On Aug. 28, 2020, the CMA issued a further publication confirming its view that consumers generally will be entitled to a refund when they have paid money in advance for services or goods that cannot be provided due to the pandemic. The publication addresses two different scenarios: lockdown laws and government guidance.

  Where contracts cannot be performed because of lockdown laws — for example, health protection regulations — the CMA expects customers to be offered a full refund. Where contracts are only partially affected by lockdown laws, customers may be entitled to a refund or price reduction depending on the circumstances and scale of the impact.
 
  Whether consumers are entitled to a refund because of government guidance depends on the specific circumstances. There are specific protections in place where package holidays in a particular destination are cancelled in light of government advice against travel to that destination. Where government advice does not necessarily mean that a contract cannot be performed, however, consumers may not be entitled to a full refund; where this is the case, businesses should treat their customers fairly and responsibly, including trying to find a mutually acceptable solution.
    Package holidays and group travel.

One issue the CMA has addressed recently is some package travel organizers’ rejections of claims for refunds from groups, on the basis that only individual travelers are entitled to make refund claims. In letters to individual companies, the CMA has made clear its view that the Package Travel Regulations cover both group and individual travel packages.

Litigation.

On Aug. 20, 2020, the English High Court issued an interim injunction against UK mail delivery incumbent Royal Mail Group (RMG). The injunction was awarded in proceedings brought against RMG by Preventx, which provides remote diagnostic testing services, partner notification, and onward clinical referral services for sexually transmitted infections (STIs). Preventx had arranged with RMG for Preventx customers to send their samples to Preventx for testing, using RMG’s Freepost service, which allowed customers to put their samples in a prepaid package and post it using any available postbox. According to the case report, in February 2020, RMG informed Preventx that the samples were classed as dangerous and that RMG terms and conditions required them to be sent using a much more expensive, tracked, mailing service, with the customer’s name and address and the word “Tracked” on the label.

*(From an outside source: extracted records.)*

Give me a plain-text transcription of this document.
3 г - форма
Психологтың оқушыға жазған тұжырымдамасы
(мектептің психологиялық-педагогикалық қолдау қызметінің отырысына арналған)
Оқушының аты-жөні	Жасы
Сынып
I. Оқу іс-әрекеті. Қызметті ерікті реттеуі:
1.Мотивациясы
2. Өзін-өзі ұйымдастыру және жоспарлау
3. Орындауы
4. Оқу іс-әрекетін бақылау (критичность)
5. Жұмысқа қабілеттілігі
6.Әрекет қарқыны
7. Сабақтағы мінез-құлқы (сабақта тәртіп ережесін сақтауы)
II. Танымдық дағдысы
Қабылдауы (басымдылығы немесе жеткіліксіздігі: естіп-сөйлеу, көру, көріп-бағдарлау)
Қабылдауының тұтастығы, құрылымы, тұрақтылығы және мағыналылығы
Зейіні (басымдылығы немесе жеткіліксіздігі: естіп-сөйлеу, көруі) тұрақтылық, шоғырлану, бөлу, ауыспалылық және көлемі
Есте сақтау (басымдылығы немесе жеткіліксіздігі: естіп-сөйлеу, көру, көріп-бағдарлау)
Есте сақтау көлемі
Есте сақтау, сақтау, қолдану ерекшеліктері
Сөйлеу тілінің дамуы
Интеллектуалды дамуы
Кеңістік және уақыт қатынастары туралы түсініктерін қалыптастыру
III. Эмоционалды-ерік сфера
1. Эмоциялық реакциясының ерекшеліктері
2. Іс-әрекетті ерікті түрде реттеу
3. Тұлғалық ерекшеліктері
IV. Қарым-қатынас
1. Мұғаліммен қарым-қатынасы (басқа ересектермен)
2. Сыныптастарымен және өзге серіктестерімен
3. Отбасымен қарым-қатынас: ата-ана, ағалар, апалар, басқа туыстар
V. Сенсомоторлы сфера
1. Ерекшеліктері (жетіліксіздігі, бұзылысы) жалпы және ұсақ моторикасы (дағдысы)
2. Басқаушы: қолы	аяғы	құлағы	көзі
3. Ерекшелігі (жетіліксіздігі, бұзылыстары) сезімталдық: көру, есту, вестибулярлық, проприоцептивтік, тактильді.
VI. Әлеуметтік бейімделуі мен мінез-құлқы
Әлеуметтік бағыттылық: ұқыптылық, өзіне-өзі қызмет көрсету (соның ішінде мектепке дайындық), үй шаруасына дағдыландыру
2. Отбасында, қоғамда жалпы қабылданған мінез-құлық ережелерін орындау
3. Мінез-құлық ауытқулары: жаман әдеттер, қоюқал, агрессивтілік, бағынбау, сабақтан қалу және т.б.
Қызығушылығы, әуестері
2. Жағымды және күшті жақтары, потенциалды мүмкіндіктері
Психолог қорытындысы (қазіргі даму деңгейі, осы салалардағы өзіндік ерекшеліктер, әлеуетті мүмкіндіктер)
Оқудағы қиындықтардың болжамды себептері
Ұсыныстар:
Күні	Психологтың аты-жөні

Preventx claimed that these were unfair trading conditions: the requirement to use the word “tracked” on the label could deter customers from using its service on the basis that it might not be confidential, and the steep increase in postage costs, together with the short notice given to it, could result in samples being destroyed. It argued that this was an abuse of RMG’s dominant position in the market for untracked, outbound/return postal services for STI test kits and samples. The High Court found that this was a serious question to be tried in a full hearing. It further found that implementation of RMG’s demands in the meantime could cause harm to Preventx’s reputation and customer confidence in it, and that damages would be an insufficient remedy. Consequently, it ordered RMG to refrain until trial from refusing to continue providing the Freepost service to Preventx.

Brexit.

The UK formally left the EU on Dec. 31, 2019. EU law continues to apply in the UK during the transitional period agreed with the EU in the Withdrawal Agreement. This transitional period ends on Dec. 31, 2020; at that point the UK competition law system will operate independently of the EU system. This means that the UK will have separate jurisdiction to review large mergers that also qualify for EU review, and that the UK can investigate infringements of competition law in parallel with the EU. The UK government has allocated additional funds to the CMA and other competition regulators to provide for an increased case load. It has not, however, taken any public steps to implement proposals for reform of the UK competition regime, put forward by the CMA in early 2019. It appears unlikely that, if these proposals were to be progressed, they would take effect from Jan. 1, 2021.